Cet article a été publié le: 15/03/21 18:27 GMT

Côte d’Ivoire-AIP/ Passionnée de la coiffure, Joséphine Kobénan a trouvé sa voie avec le métier de tresse (Interview)

Abengourou, fév 2021 (AIP)- Kobénan Kossia Joséphine est tresseuse depuis cinq. Surnommée Aïcha, la jeune fille de 23 ans  est admirée par ses clientes pour ses mains habiles. Rencontrée dans son salon de coiffure dans l’un des couloirs du marché de Cafétou à Abengourou, alors qu’elle s’affaire à prendre soin des cheveux d’une cliente, elle accepte de parler de son métier, son parcours et ses ambitions.

Comment êtes-vous arrivée à la tresse ?

C’est après l’école primaire. Je n’étais pas brillante en classe, et j’ai décidé de faire la coiffure.

Pourquoi avoir choisi ce métier ?

J’ai toujours aimé la coiffure, c’est un métier que j’ai toujours aimé toute petite. Je m’essayais à la tresse avec mes poupées.

Avez-vous suivi une formation ?

Je ne sais pas s’il y a une école de formation pour tresse, mais je l’ai appris auprès d’une dame. Ma formation a duré quatre ans et déjà après un an, je savais bien faire les choses. Quand vous aimez le métier, l’apprentissage se fait facilement.

En quoi consiste la journée de travail d’une tresseuse ?

On ouvre à partir de 7 h 30. Nous rendons propre l’atelier, rangeons le matériel, pour accueillir les clientes. Les clientes reçues nous présentent à partir de leur téléphone portable, les modèles de leur choix. Nous proposons aussi des modèles pour celles qui n’en ont pas. Et le travail peut commencer.

Quelles sont les qualités que doit avoir une tresseuse ?

Il faut d’abord être en bonne santé pour pouvoir tenir longtemps sur les jambes, parce que nous travaillons presque toujours debout. Il faut être aussi rapide pour pouvoir prendre toutes les clientes en attente. On peut avoir cinq à huit clients par jour. Il faut être surtout habile, créative et avoir toujours des nouveautés de tresse pour faire la différence et satisfaire les clientes toujours aux goûts variés. En somme, il faut être compréhensive vis-à-vis des clientes et généreuse pour fidéliser les clientes.

Avez-vous déjà commis des maladresses au cours d’une tresse ?

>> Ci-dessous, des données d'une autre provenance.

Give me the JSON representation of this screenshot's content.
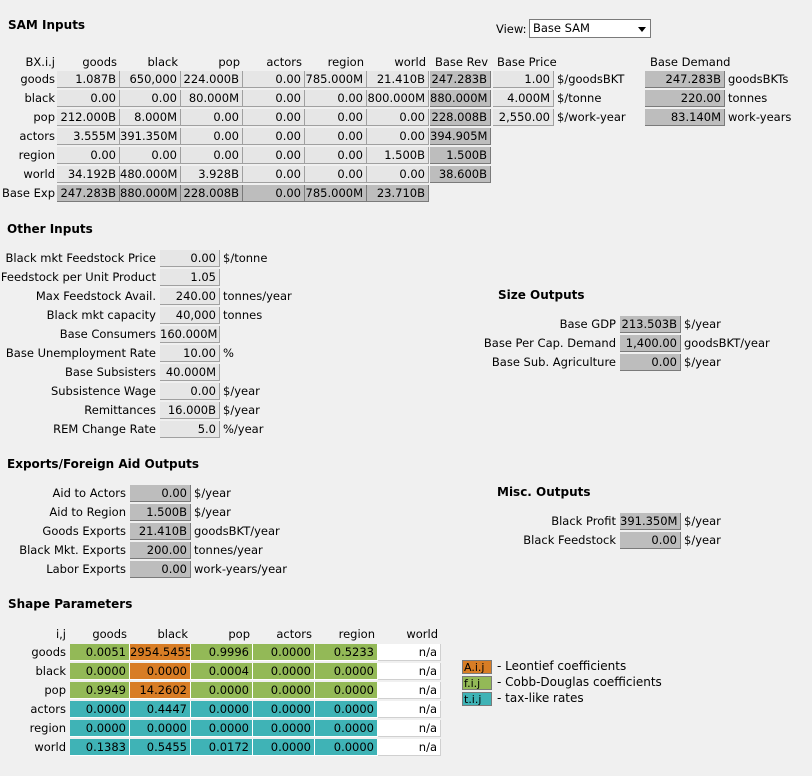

Non, nous n’avons pas encore vécu ce cas. Nous recevons toutes les catégories de clientes. Les enfants, les adolescentes, des jeunes filles et des dames. Dieu merci, cela n’est pas arrivé. Mais si ça arrive, j’accepterai de tout reprendre, défaire et reprendre le modèle qu’elle veut. Je suis prête à tout reprendre pour satisfaire ma cliente. Mes filles et moi, nous sommes prêtes à tout faire selon le goût de la cliente venue se rendre belle.

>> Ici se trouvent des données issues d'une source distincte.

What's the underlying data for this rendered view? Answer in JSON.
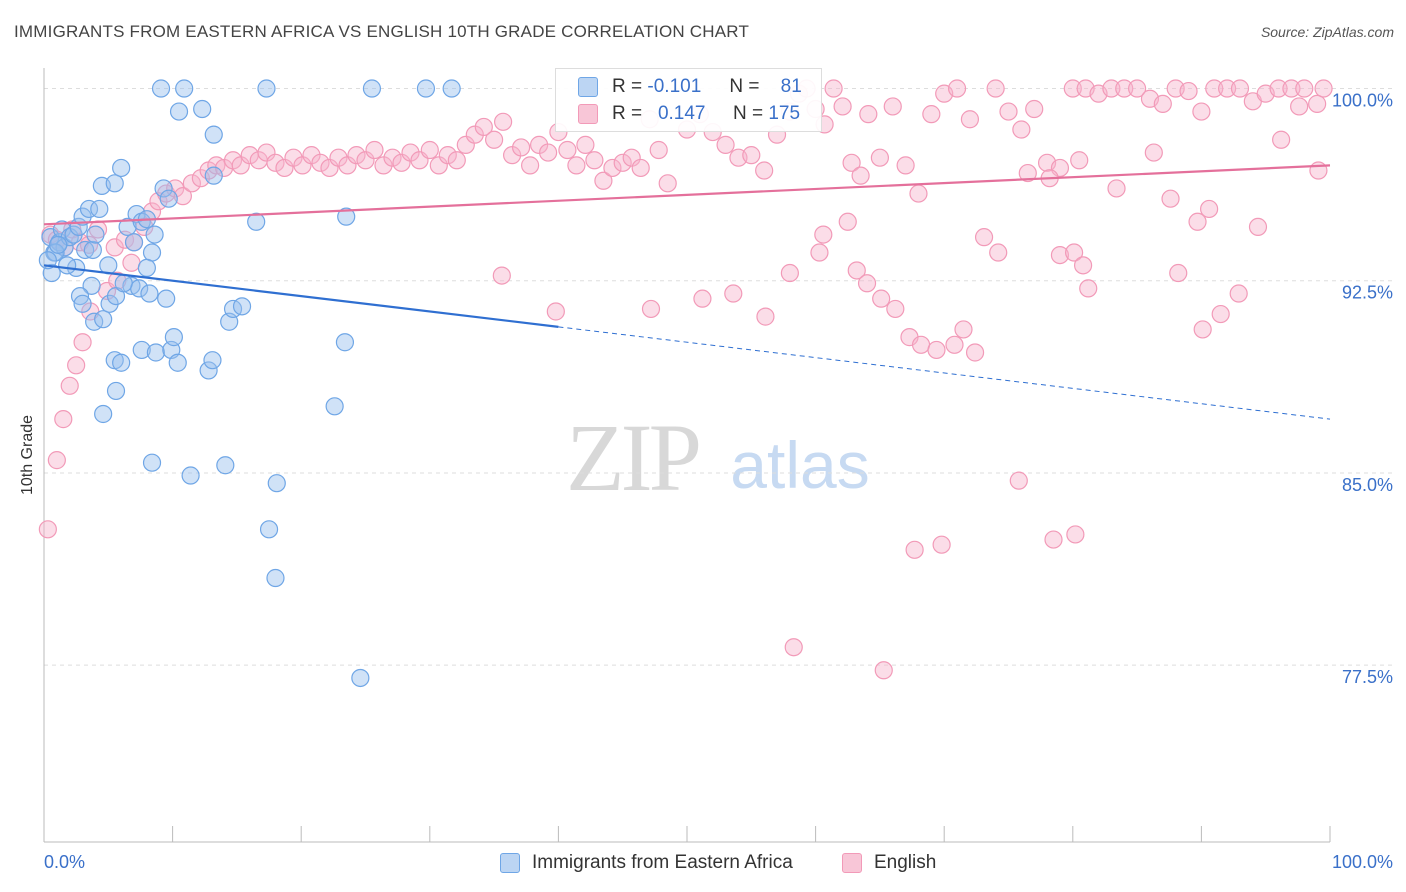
{
  "title": "IMMIGRANTS FROM EASTERN AFRICA VS ENGLISH 10TH GRADE CORRELATION CHART",
  "source": "Source: ZipAtlas.com",
  "watermark": {
    "zip": "ZIP",
    "atlas": "atlas"
  },
  "colors": {
    "blue": "#6fa6e6",
    "blue_line": "#2f6fd1",
    "pink": "#f29ab8",
    "pink_line": "#e4709b",
    "tick_label": "#3a70c9"
  },
  "legend_top": {
    "rows": [
      {
        "r_label": "R =",
        "r_value": "-0.101",
        "n_label": "N =",
        "n_value": "81"
      },
      {
        "r_label": "R =",
        "r_value": "0.147",
        "n_label": "N =",
        "n_value": "175"
      }
    ]
  },
  "chart_data": {
    "type": "scatter",
    "title": "IMMIGRANTS FROM EASTERN AFRICA VS ENGLISH 10TH GRADE CORRELATION CHART",
    "xlabel": "",
    "ylabel": "10th Grade",
    "xlim": [
      0,
      100
    ],
    "ylim": [
      70.6,
      100.8
    ],
    "x_tick_labels": [
      "0.0%",
      "100.0%"
    ],
    "y_ticks": [
      77.5,
      85.0,
      92.5,
      100.0
    ],
    "y_tick_labels": [
      "77.5%",
      "85.0%",
      "92.5%",
      "100.0%"
    ],
    "grid": true,
    "legend_position": "bottom",
    "series": [
      {
        "name": "Immigrants from Eastern Africa",
        "r": -0.101,
        "n": 81,
        "trend": {
          "x0": 0,
          "y0": 93.1,
          "x1": 40,
          "y1": 90.7,
          "dashed_to_x": 100,
          "dashed_to_y": 87.1
        },
        "points": [
          [
            0.5,
            94.2
          ],
          [
            0.8,
            93.6
          ],
          [
            1.2,
            94.0
          ],
          [
            1.4,
            94.5
          ],
          [
            1.6,
            93.8
          ],
          [
            2.0,
            94.2
          ],
          [
            2.5,
            93.0
          ],
          [
            0.6,
            92.8
          ],
          [
            0.9,
            93.6
          ],
          [
            1.1,
            93.9
          ],
          [
            2.3,
            94.3
          ],
          [
            2.7,
            94.6
          ],
          [
            3.0,
            95.0
          ],
          [
            3.2,
            93.7
          ],
          [
            3.5,
            95.3
          ],
          [
            3.8,
            93.7
          ],
          [
            4.0,
            94.3
          ],
          [
            4.3,
            95.3
          ],
          [
            4.5,
            96.2
          ],
          [
            5.5,
            96.3
          ],
          [
            6.0,
            96.9
          ],
          [
            6.5,
            94.6
          ],
          [
            7.0,
            94.0
          ],
          [
            7.2,
            95.1
          ],
          [
            7.6,
            94.8
          ],
          [
            8.0,
            94.9
          ],
          [
            8.4,
            93.6
          ],
          [
            8.6,
            94.3
          ],
          [
            5.0,
            93.1
          ],
          [
            3.7,
            92.3
          ],
          [
            2.8,
            91.9
          ],
          [
            3.0,
            91.6
          ],
          [
            3.9,
            90.9
          ],
          [
            4.6,
            91.0
          ],
          [
            5.1,
            91.6
          ],
          [
            5.6,
            91.9
          ],
          [
            6.8,
            92.3
          ],
          [
            7.4,
            92.2
          ],
          [
            8.2,
            92.0
          ],
          [
            8.0,
            93.0
          ],
          [
            9.5,
            91.8
          ],
          [
            9.3,
            96.1
          ],
          [
            9.7,
            95.7
          ],
          [
            13.2,
            96.6
          ],
          [
            12.3,
            99.2
          ],
          [
            9.1,
            100.0
          ],
          [
            10.5,
            99.1
          ],
          [
            10.9,
            100.0
          ],
          [
            17.3,
            100.0
          ],
          [
            25.5,
            100.0
          ],
          [
            29.7,
            100.0
          ],
          [
            31.7,
            100.0
          ],
          [
            13.2,
            98.2
          ],
          [
            16.5,
            94.8
          ],
          [
            23.5,
            95.0
          ],
          [
            14.4,
            90.9
          ],
          [
            14.7,
            91.4
          ],
          [
            15.4,
            91.5
          ],
          [
            23.4,
            90.1
          ],
          [
            5.5,
            89.4
          ],
          [
            6.0,
            89.3
          ],
          [
            7.6,
            89.8
          ],
          [
            8.7,
            89.7
          ],
          [
            9.9,
            89.8
          ],
          [
            10.4,
            89.3
          ],
          [
            12.8,
            89.0
          ],
          [
            13.1,
            89.4
          ],
          [
            5.6,
            88.2
          ],
          [
            4.6,
            87.3
          ],
          [
            22.6,
            87.6
          ],
          [
            8.4,
            85.4
          ],
          [
            11.4,
            84.9
          ],
          [
            14.1,
            85.3
          ],
          [
            18.1,
            84.6
          ],
          [
            17.5,
            82.8
          ],
          [
            18.0,
            80.9
          ],
          [
            24.6,
            77.0
          ],
          [
            0.3,
            93.3
          ],
          [
            1.8,
            93.1
          ],
          [
            6.2,
            92.4
          ],
          [
            10.1,
            90.3
          ]
        ]
      },
      {
        "name": "English",
        "r": 0.147,
        "n": 175,
        "trend": {
          "x0": 0,
          "y0": 94.7,
          "x1": 100,
          "y1": 97.0
        },
        "points": [
          [
            0.5,
            94.3
          ],
          [
            1.0,
            94.1
          ],
          [
            1.6,
            93.8
          ],
          [
            2.2,
            94.5
          ],
          [
            2.8,
            94.0
          ],
          [
            3.5,
            93.9
          ],
          [
            4.2,
            94.5
          ],
          [
            5.5,
            93.8
          ],
          [
            6.3,
            94.1
          ],
          [
            7.0,
            94.0
          ],
          [
            7.8,
            94.6
          ],
          [
            8.4,
            95.2
          ],
          [
            8.9,
            95.6
          ],
          [
            9.5,
            95.9
          ],
          [
            10.2,
            96.1
          ],
          [
            10.8,
            95.8
          ],
          [
            11.5,
            96.3
          ],
          [
            12.2,
            96.5
          ],
          [
            12.8,
            96.8
          ],
          [
            13.4,
            97.0
          ],
          [
            14.0,
            96.9
          ],
          [
            14.7,
            97.2
          ],
          [
            15.3,
            97.0
          ],
          [
            16.0,
            97.4
          ],
          [
            16.7,
            97.2
          ],
          [
            17.3,
            97.5
          ],
          [
            18.0,
            97.1
          ],
          [
            18.7,
            96.9
          ],
          [
            19.4,
            97.3
          ],
          [
            20.1,
            97.0
          ],
          [
            20.8,
            97.4
          ],
          [
            21.5,
            97.1
          ],
          [
            22.2,
            96.9
          ],
          [
            22.9,
            97.3
          ],
          [
            23.6,
            97.0
          ],
          [
            24.3,
            97.4
          ],
          [
            25.0,
            97.2
          ],
          [
            25.7,
            97.6
          ],
          [
            26.4,
            97.0
          ],
          [
            27.1,
            97.3
          ],
          [
            27.8,
            97.1
          ],
          [
            28.5,
            97.5
          ],
          [
            29.2,
            97.2
          ],
          [
            30.0,
            97.6
          ],
          [
            30.7,
            97.0
          ],
          [
            31.4,
            97.4
          ],
          [
            32.1,
            97.2
          ],
          [
            32.8,
            97.8
          ],
          [
            33.5,
            98.2
          ],
          [
            34.2,
            98.5
          ],
          [
            35.0,
            98.0
          ],
          [
            35.7,
            98.7
          ],
          [
            36.4,
            97.4
          ],
          [
            37.1,
            97.7
          ],
          [
            37.8,
            97.0
          ],
          [
            38.5,
            97.8
          ],
          [
            39.2,
            97.5
          ],
          [
            40.0,
            98.3
          ],
          [
            40.7,
            97.6
          ],
          [
            41.4,
            97.0
          ],
          [
            42.1,
            97.8
          ],
          [
            42.8,
            97.2
          ],
          [
            43.5,
            96.4
          ],
          [
            44.2,
            96.9
          ],
          [
            45.0,
            97.1
          ],
          [
            45.7,
            97.3
          ],
          [
            46.4,
            96.9
          ],
          [
            47.1,
            98.8
          ],
          [
            47.8,
            97.6
          ],
          [
            48.5,
            96.3
          ],
          [
            50.0,
            98.4
          ],
          [
            51.0,
            99.0
          ],
          [
            52.0,
            98.3
          ],
          [
            53.0,
            97.8
          ],
          [
            54.0,
            97.3
          ],
          [
            55.0,
            97.4
          ],
          [
            56.0,
            96.8
          ],
          [
            57.0,
            98.2
          ],
          [
            58.0,
            99.1
          ],
          [
            58.7,
            99.8
          ],
          [
            59.3,
            100.0
          ],
          [
            60.0,
            99.2
          ],
          [
            60.7,
            98.6
          ],
          [
            61.4,
            100.0
          ],
          [
            62.1,
            99.3
          ],
          [
            62.8,
            97.1
          ],
          [
            63.5,
            96.6
          ],
          [
            64.1,
            99.0
          ],
          [
            65.0,
            97.3
          ],
          [
            66.0,
            99.3
          ],
          [
            67.0,
            97.0
          ],
          [
            68.0,
            95.9
          ],
          [
            69.0,
            99.0
          ],
          [
            70.0,
            99.8
          ],
          [
            71.0,
            100.0
          ],
          [
            72.0,
            98.8
          ],
          [
            74.0,
            100.0
          ],
          [
            75.0,
            99.1
          ],
          [
            76.0,
            98.4
          ],
          [
            77.0,
            99.2
          ],
          [
            78.0,
            97.1
          ],
          [
            79.0,
            96.9
          ],
          [
            80.0,
            100.0
          ],
          [
            81.0,
            100.0
          ],
          [
            82.0,
            99.8
          ],
          [
            83.0,
            100.0
          ],
          [
            84.0,
            100.0
          ],
          [
            85.0,
            100.0
          ],
          [
            86.0,
            99.6
          ],
          [
            87.0,
            99.4
          ],
          [
            88.0,
            100.0
          ],
          [
            89.0,
            99.9
          ],
          [
            90.0,
            99.1
          ],
          [
            91.0,
            100.0
          ],
          [
            92.0,
            100.0
          ],
          [
            93.0,
            100.0
          ],
          [
            94.0,
            99.5
          ],
          [
            95.0,
            99.8
          ],
          [
            96.0,
            100.0
          ],
          [
            97.0,
            100.0
          ],
          [
            98.0,
            100.0
          ],
          [
            99.0,
            99.4
          ],
          [
            99.5,
            100.0
          ],
          [
            76.5,
            96.7
          ],
          [
            78.2,
            96.5
          ],
          [
            80.5,
            97.2
          ],
          [
            96.2,
            98.0
          ],
          [
            97.6,
            99.3
          ],
          [
            99.1,
            96.8
          ],
          [
            86.3,
            97.5
          ],
          [
            83.4,
            96.1
          ],
          [
            87.6,
            95.7
          ],
          [
            89.7,
            94.8
          ],
          [
            90.6,
            95.3
          ],
          [
            94.4,
            94.6
          ],
          [
            73.1,
            94.2
          ],
          [
            74.2,
            93.6
          ],
          [
            79.0,
            93.5
          ],
          [
            80.1,
            93.6
          ],
          [
            80.8,
            93.1
          ],
          [
            81.2,
            92.2
          ],
          [
            88.2,
            92.8
          ],
          [
            90.1,
            90.6
          ],
          [
            91.5,
            91.2
          ],
          [
            92.9,
            92.0
          ],
          [
            60.6,
            94.3
          ],
          [
            63.2,
            92.9
          ],
          [
            64.0,
            92.4
          ],
          [
            65.1,
            91.8
          ],
          [
            66.2,
            91.4
          ],
          [
            67.3,
            90.3
          ],
          [
            68.2,
            90.0
          ],
          [
            69.4,
            89.8
          ],
          [
            70.8,
            90.0
          ],
          [
            71.5,
            90.6
          ],
          [
            72.4,
            89.7
          ],
          [
            35.6,
            92.7
          ],
          [
            39.8,
            91.3
          ],
          [
            47.2,
            91.4
          ],
          [
            51.2,
            91.8
          ],
          [
            53.6,
            92.0
          ],
          [
            56.1,
            91.1
          ],
          [
            58.0,
            92.8
          ],
          [
            60.3,
            93.6
          ],
          [
            62.5,
            94.8
          ],
          [
            0.3,
            82.8
          ],
          [
            1.0,
            85.5
          ],
          [
            1.5,
            87.1
          ],
          [
            2.0,
            88.4
          ],
          [
            2.5,
            89.2
          ],
          [
            3.0,
            90.1
          ],
          [
            3.6,
            91.3
          ],
          [
            4.9,
            92.1
          ],
          [
            5.7,
            92.5
          ],
          [
            6.8,
            93.2
          ],
          [
            75.8,
            84.7
          ],
          [
            78.5,
            82.4
          ],
          [
            80.2,
            82.6
          ],
          [
            67.7,
            82.0
          ],
          [
            69.8,
            82.2
          ],
          [
            58.3,
            78.2
          ],
          [
            65.3,
            77.3
          ]
        ]
      }
    ]
  },
  "legend_bottom": [
    {
      "label": "Immigrants from Eastern Africa"
    },
    {
      "label": "English"
    }
  ]
}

Joséphine Kobénan occupée à natter une cliente

 

 

 

 

 

 

 

 

La tresse est considérée pour certains comme un petit métier dévalorisant que pensez-vous ?

Il n’y a pas de sot métier, c’est un mauvais jugement parce que c’est avec beaucoup de fierté, je le répète, que j’exerce ce métier. La tresse est aussi importante que tout autre métier, elle permet de mieux vivre et de nous prendre en charge.

Quels sont les avantages et les inconvénients de votre profession ?

C’est un métier où on rencontre beaucoup de personnes, on se fait des amis. C’est un vieux métier mais c’est aussi un métier d’avenir. Des inconvénients, oui il y en a. Il y a  des risques de maladies. On peut accidentellement se faire piquer par une aiguille. Il faut donc nettoyer les aiguilles à l’eau de javel ou les renouveler régulièrement.

Quels conseils vous pouvez donner aux jeunes filles qui veulent exercer le métier de la tresse ?

Le conseil que je peux donner, c’est de demander aux filles de ne pas compter sur les hommes. Celles qui n’ont pas de travail et qui ont les deux bras valides à venir à la tresse. Le métier de tresse est facile à prendre. Si tu te donnes, tu t’en sortiras à coup sûr et tu pourras vivre de ton métier. C’est un métier de fierté et qui rend autonome. Elles peuvent venir apprendre, mais comme toute profession, la motivation est un atout pour réussir.

Souhaitez-vous continuer dans le métier de la tresse ?

Je pense agrandir mon salon, avoir un local plus attirant et ouvrir d’autres salons de tresse et de coiffure, puisque je fais aussi de la coiffure, je pense également me lancer dans le commerce des parures et objets de beauté pour femme sans jamais quitter la coiffure.